Shatha al-Abbusi, a member of parliament from the Sunni Iraqi Accord Front, said, "There is organised terror by militias [who are] assassinating Sunni Arabs in hospitals."



Health personnel from other hospitals in Baghdad confirm such incidents. A number of doctors in al-Yarmuk hospital, who requested anonymity for security reasons, confirmed that their hospital witnessed several killings of Sunnis in November and December of 2006. One doctor said two died as a result of insulin overdoses.



"When I checked the treatment papers, this injection was missing," said the doctor.

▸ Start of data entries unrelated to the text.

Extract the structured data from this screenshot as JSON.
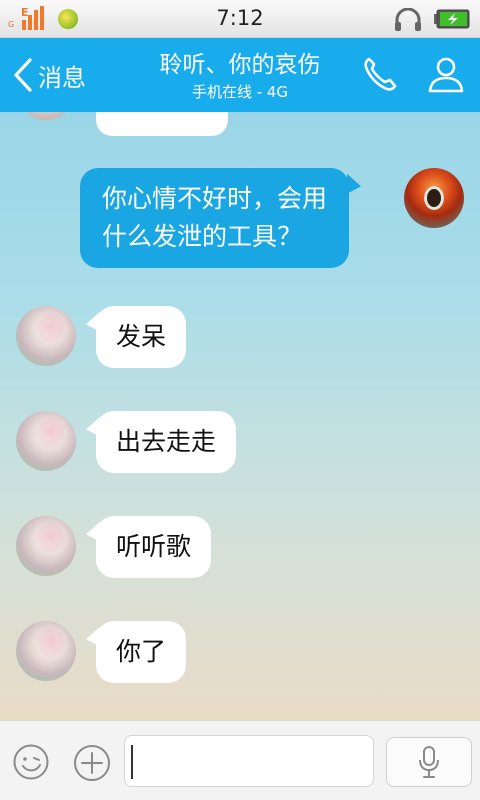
{
  "status_bar": {
    "time": "7:12",
    "icons": [
      "signal-icon",
      "coin-app-icon",
      "headset-icon",
      "battery-charging-icon"
    ]
  },
  "header": {
    "back_label": "消息",
    "title": "聆听、你的哀伤",
    "subtitle": "手机在线 - 4G",
    "accent_color": "#19acec",
    "icons": [
      "chevron-left-icon",
      "phone-icon",
      "user-profile-icon"
    ]
  },
  "chat": {
    "messages": [
      {
        "from": "me",
        "text_lines": [
          "你心情不好时，会用",
          "什么发泄的工具？"
        ]
      },
      {
        "from": "friend",
        "text": "发呆"
      },
      {
        "from": "friend",
        "text": "出去走走"
      },
      {
        "from": "friend",
        "text": "听听歌"
      },
      {
        "from": "friend",
        "text": "你了"
      }
    ]
  },
  "input_bar": {
    "value": "",
    "icons": [
      "emoji-icon",
      "plus-icon",
      "microphone-icon"
    ]
  }
}
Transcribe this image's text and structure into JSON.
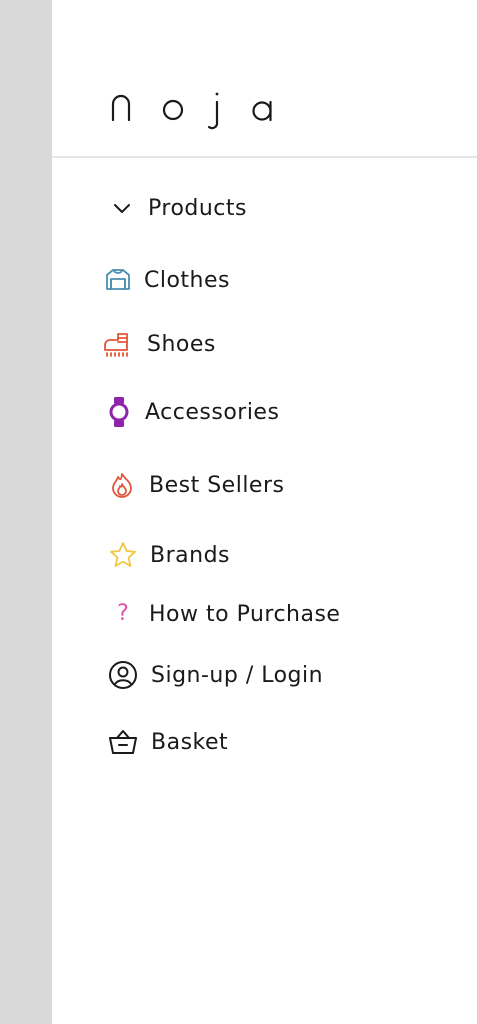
{
  "brand": {
    "logo_text": "noja"
  },
  "menu": {
    "products": {
      "label": "Products",
      "icon": "chevron-down-icon"
    },
    "items": [
      {
        "label": "Clothes",
        "icon": "sweater-icon",
        "color": "#4a8fb0"
      },
      {
        "label": "Shoes",
        "icon": "boot-icon",
        "color": "#e2553a"
      },
      {
        "label": "Accessories",
        "icon": "watch-icon",
        "color": "#8e24aa"
      },
      {
        "label": "Best Sellers",
        "icon": "flame-icon",
        "color": "#e2553a"
      },
      {
        "label": "Brands",
        "icon": "star-icon",
        "color": "#f2c744"
      },
      {
        "label": "How to Purchase",
        "icon": "question-icon",
        "color": "#e052a8"
      },
      {
        "label": "Sign-up / Login",
        "icon": "user-circle-icon",
        "color": "#1a1a1a"
      },
      {
        "label": "Basket",
        "icon": "basket-icon",
        "color": "#1a1a1a"
      }
    ]
  },
  "colors": {
    "left_strip": "#d9d9d9",
    "divider": "#e6e6e6",
    "text": "#1a1a1a"
  }
}
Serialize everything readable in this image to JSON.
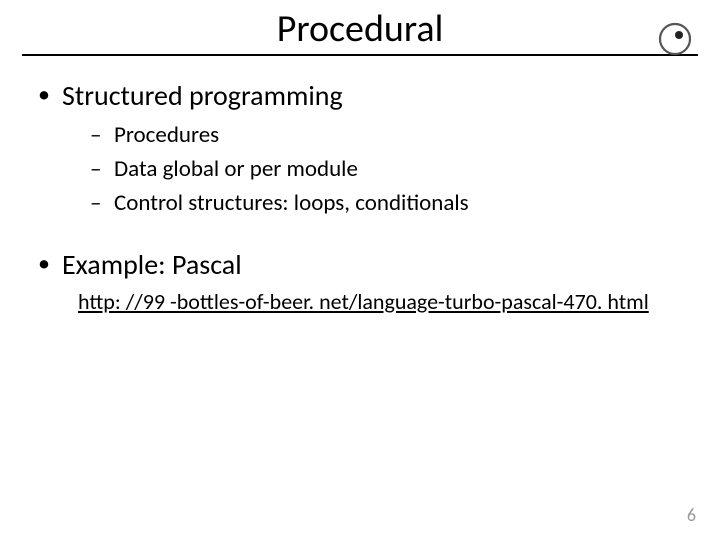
{
  "title": "Procedural",
  "bullets": {
    "main1": "Structured programming",
    "sub": [
      "Procedures",
      "Data global or per module",
      "Control structures: loops,  conditionals"
    ],
    "main2": "Example: Pascal",
    "link": "http: //99 -bottles-of-beer. net/language-turbo-pascal-470. html"
  },
  "page_number": "6"
}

A female doctor working in a health centre in the al-Dakhiliyyah neighbourhood of Baghdad said that armed militias stormed the facility in civilian clothes and took a Sunni patient and a medical assistant.



The numerous and detailed accounts of relatives, doctors and nurses appear to corroborate a US intelligence report from December 2006, which said hospitals had become command centres for the Mahdi army, and Sunni patients were being dragged from their beds. The report was denied by Iraq’s health minister, Ali al-Shamari, who is a Sadr loyalist.



In February 2007, US and Iraqi forces raided the health ministry in Baghdad's al-Rasafa district and arrested Hakim al-Zamili, the deputy health minister from the Sadr movement. He was charged with funneling money to Mahdi fighters who allegedly used the ministry's cars and ambulances to kidnap and kill Sunnis.



A statement issued by the US army maintained that health ministry officials were involved in the killing of Sunnis with the help of a Shia militia.



Since then and thanks to a crackdown on militias in Baghdad, the activities of death squads have been restricted. Several leaders of the Mahdi army are believed to have fled to Iran. And those who stayed behind went into hiding, avoiding any media contact out of fear that they would be arrested or targeted by American forces.